J'ai enfin complété ma collection des contes de Maupassant (ces textes tellement courts et géniaux), dans la complète et attirante édition de La Pochothèque, et je suis comme un gamin au pied du sapin, impatient de les ouvrir mais tellement content de les regarder...

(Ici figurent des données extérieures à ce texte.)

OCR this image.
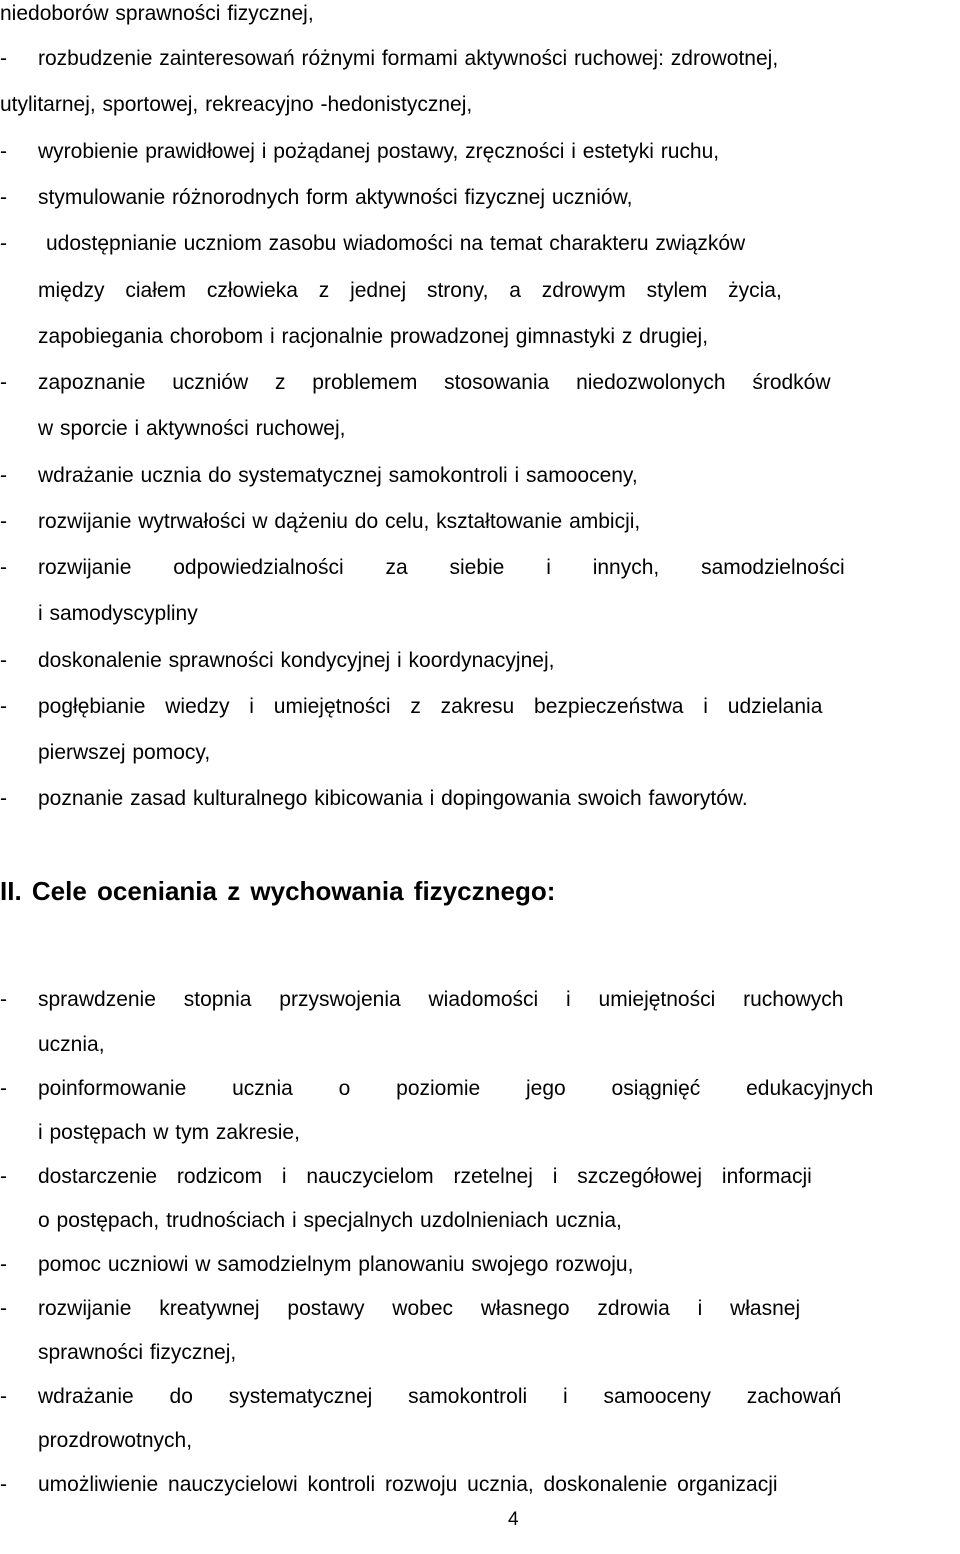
niedoborów sprawności fizycznej,
- rozbudzenie zainteresowań różnymi formami aktywności ruchowej: zdrowotnej,
utylitarnej, sportowej, rekreacyjno -hedonistycznej,
- wyrobienie prawidłowej i pożądanej postawy, zręczności i estetyki ruchu,
- stymulowanie różnorodnych form aktywności fizycznej uczniów,
- udostępnianie uczniom zasobu wiadomości na temat charakteru związków
między ciałem człowieka z jednej strony, a zdrowym stylem życia,
zapobiegania chorobom i racjonalnie prowadzonej gimnastyki z drugiej,
- zapoznanie uczniów z problemem stosowania niedozwolonych środków
w sporcie i aktywności ruchowej,
- wdrażanie ucznia do systematycznej samokontroli i samooceny,
- rozwijanie wytrwałości w dążeniu do celu, kształtowanie ambicji,
- rozwijanie odpowiedzialności za siebie i innych, samodzielności
i samodyscypliny
- doskonalenie sprawności kondycyjnej i koordynacyjnej,
- pogłębianie wiedzy i umiejętności z zakresu bezpieczeństwa i udzielania
pierwszej pomocy,
- poznanie zasad kulturalnego kibicowania i dopingowania swoich faworytów.
II. Cele oceniania z wychowania fizycznego:
- sprawdzenie stopnia przyswojenia wiadomości i umiejętności ruchowych
ucznia,
- poinformowanie ucznia o poziomie jego osiągnięć edukacyjnych
i postępach w tym zakresie,
- dostarczenie rodzicom i nauczycielom rzetelnej i szczegółowej informacji
o postępach, trudnościach i specjalnych uzdolnieniach ucznia,
- pomoc uczniowi w samodzielnym planowaniu swojego rozwoju,
- rozwijanie kreatywnej postawy wobec własnego zdrowia i własnej
sprawności fizycznej,
- wdrażanie do systematycznej samokontroli i samooceny zachowań
prozdrowotnych,
- umożliwienie nauczycielowi kontroli rozwoju ucznia, doskonalenie organizacji
4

Contes de Guy de Maupassant en trois volumes :
Contes Parisiens
Contes Normands
Contes cruels et fantastiques
Le Livre de Poche, collection La Pochothèque ; 19, 20 & 22 euro.

mardi 30 septembre 2008

moderne Princesse

C'est drôle la mémoire : je n'imaginais pas me souvenir de ce petit passage de Proust mais en fait si ! Il est un moment dans Le Côté de Guermantes où le Narrateur se rend compte qu'il s'est trompé sur le compte de sa servante, Françoise, et que son langage qu'il tenait pour "parsemé d'erreurs" est en fait comme une sorte de ressurgissement d'un parler plus ancien, et conclut en disant que Françoise est "en réalité la contemporaine de ces Français de jadis" (édition Folio, page 18) - eh bien je me suis rendu compte que ma grand-mère (pas cette mamie-là, mon autre mamie) est aussi une contemporaine des français de jadis...
En effet, j'ai toujours tenu pour patoisante la tournure "hier au soir" que ma grand-mère utilise souvent : eh bien v'là-t'y pas que je la retrouve sous la plume, vraiment pas patoisante, de Madame de La Fayette dans La Princesse de Clèves... Mamie, tu es une grande dame.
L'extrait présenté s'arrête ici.